P.S.: Zum politischen und natürlichen Körper des Herrschers

Zur Frage der Körperlichkeit des Amtes:
– Ernst H. Kantorowicz, Die zwei Körper des Königs. Eine Studie zur politischen Theologie des Mittelalters, Klett-Cotta, Stuttgart 1992.
Im obigen Artikel ist nur vom ersten, also dem „politischen Körper“ die Rede, nicht vom zweiten, dem „natürlichen Körper. Dass und wie aktuell diese Frage bei weiblichen Herrscherinnen wurde zeigt sich in einigen Beiträgen eines neueren Sammelbandes:
– Regina Schulte (Hg.): Der Körper der Königin. Geschlecht und Herrschaft in der höfischen Welt seit 1500. Campus Verlag, Frankfurt a. M. 2002.
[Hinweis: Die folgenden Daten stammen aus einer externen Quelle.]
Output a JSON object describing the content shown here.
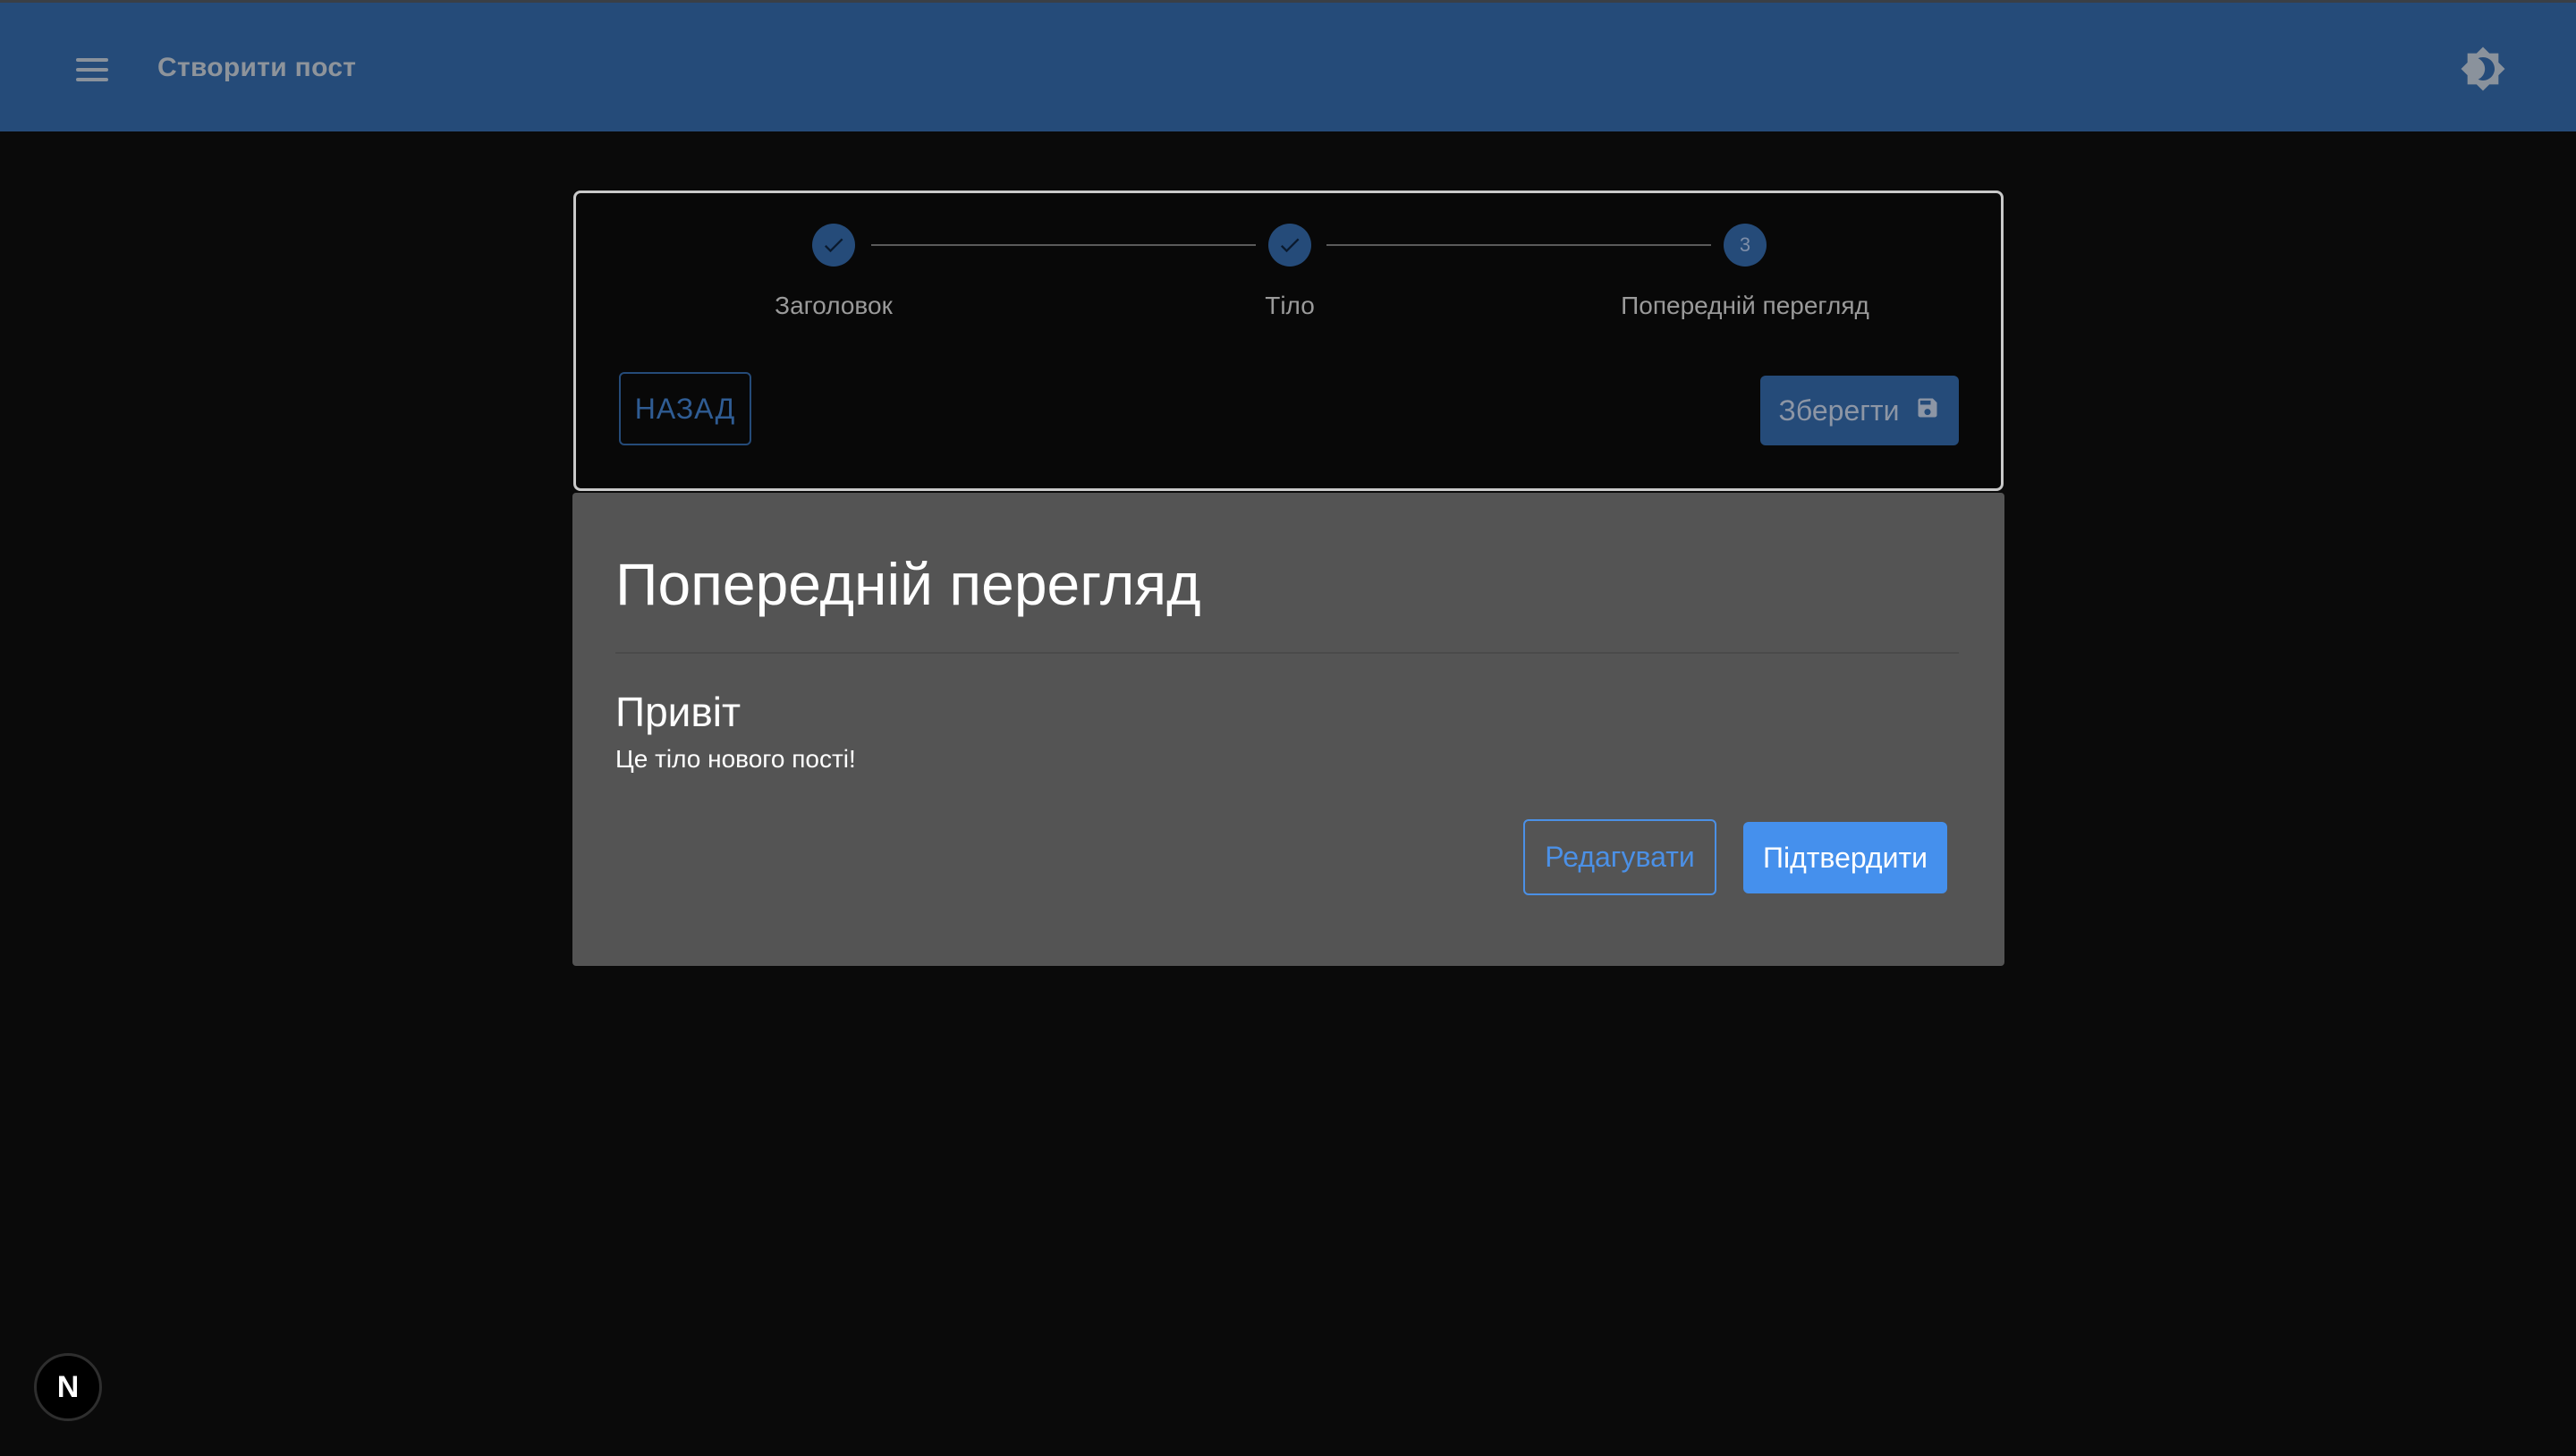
{
  "app_bar": {
    "title": "Створити пост",
    "menu_icon": "menu-icon",
    "theme_icon": "brightness-icon",
    "background": "#254b79"
  },
  "stepper": {
    "steps": [
      {
        "label": "Заголовок",
        "status": "completed",
        "icon": "check-icon"
      },
      {
        "label": "Тіло",
        "status": "completed",
        "icon": "check-icon"
      },
      {
        "label": "Попередній перегляд",
        "status": "active",
        "number": "3"
      }
    ],
    "back_label": "НАЗАД",
    "save_label": "Зберегти",
    "save_icon": "save-icon"
  },
  "preview": {
    "heading": "Попередній перегляд",
    "post_title": "Привіт",
    "post_body": "Це тіло нового пості!",
    "edit_label": "Редагувати",
    "confirm_label": "Підтвердити"
  },
  "dev_badge": {
    "letter": "N",
    "icon": "nextjs-icon"
  },
  "colors": {
    "accent": "#4590ed",
    "app_bar": "#254b79",
    "panel": "#545454",
    "background": "#0a0a0a"
  }
}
Wichtig wurde die Unterscheidung vor allem bei weiblichen Herrscherinnen. Bei ihnen wurde der „politische Körper“ nach wie vor als männlicher Körper imaginiert, während der „natürliche Körper“ mit Defiziten (Schwäche, Krankheit, Gebrechen, auch Weiblichkeit) behaftet sein konnte. Öfters ist in obigem Artikel von „Leib“ und „Leiblichkeit“ statt von „Körper“ und „Körperlichkeit“ die Rede.

Erschienen in:
Concilium [italienisch] 41/2 (2005), 125-140 (italienisch);
TvT 45/2 189-198 (niederländisch),
Offene Kirche. Ein Ökumenisches Forum 36/ August 2005, 6-12.